Known as the Faiyum Oasis, this lush heart in the desert is actually a broad wetland basin that extends over 450 square miles (1,200 square km) – about one and a half times the area of the five boroughs of New York City. While it may be nowhere near as populous as the Big Apple today, the oasis has sustained human life for roughly 8,000 years, according to NASA, and was the staging ground for some of the most ambitious feats of engineering in ancient history.
Fed by a natural channel of the nearby Nile River known as the Bahr Yussef, the oasis was once a shimmering lake called Lake Moeris. The lake's existence depended on seasonal floods from the Nile, according to the University College London (UCL) geography department. When the Nile floodwaters were too low, the rulers of ancient Egypt sometimes took bold measures. There is evidence that a succession of pharaohs living some 4,000 years ago addressed one particularly severe water shortage head-on by enlarging the Bahr Yussef to manually return water to the region.

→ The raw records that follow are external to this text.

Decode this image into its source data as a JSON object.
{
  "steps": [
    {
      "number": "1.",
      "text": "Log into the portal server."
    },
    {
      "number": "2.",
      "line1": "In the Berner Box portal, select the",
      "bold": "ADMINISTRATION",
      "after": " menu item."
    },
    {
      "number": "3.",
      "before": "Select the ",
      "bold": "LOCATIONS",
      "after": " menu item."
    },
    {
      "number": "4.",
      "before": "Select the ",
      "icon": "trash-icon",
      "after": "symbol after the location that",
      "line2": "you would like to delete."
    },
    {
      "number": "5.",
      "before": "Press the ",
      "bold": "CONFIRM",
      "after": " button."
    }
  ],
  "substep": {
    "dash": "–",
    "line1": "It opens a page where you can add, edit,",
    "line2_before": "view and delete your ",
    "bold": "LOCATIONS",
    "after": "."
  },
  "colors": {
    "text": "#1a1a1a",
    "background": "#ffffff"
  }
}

"This was one of the earliest massive national hydrological projects in the world," according to the UCL website. "The 12th Dynasty kings responsible were Amenemhat I-III and they acquired the title of 'engineering kings'."
Today, the ancient lake lives on as the much smaller Qarun Lake (seen below the heart in NASA's image). Thanks to those engineering works of antiquity, the rest of old Moeris' sprawling lakebed remains a fertile oasis that supports many villages, towns, farms and orchards – which you (and the astronauts) can see in the gray patchy regions that make up the oasis's heart in the image above.
And so, we thank the ancient pharaohs for this geographical valentine. Let's hope their hearts are still where they should be.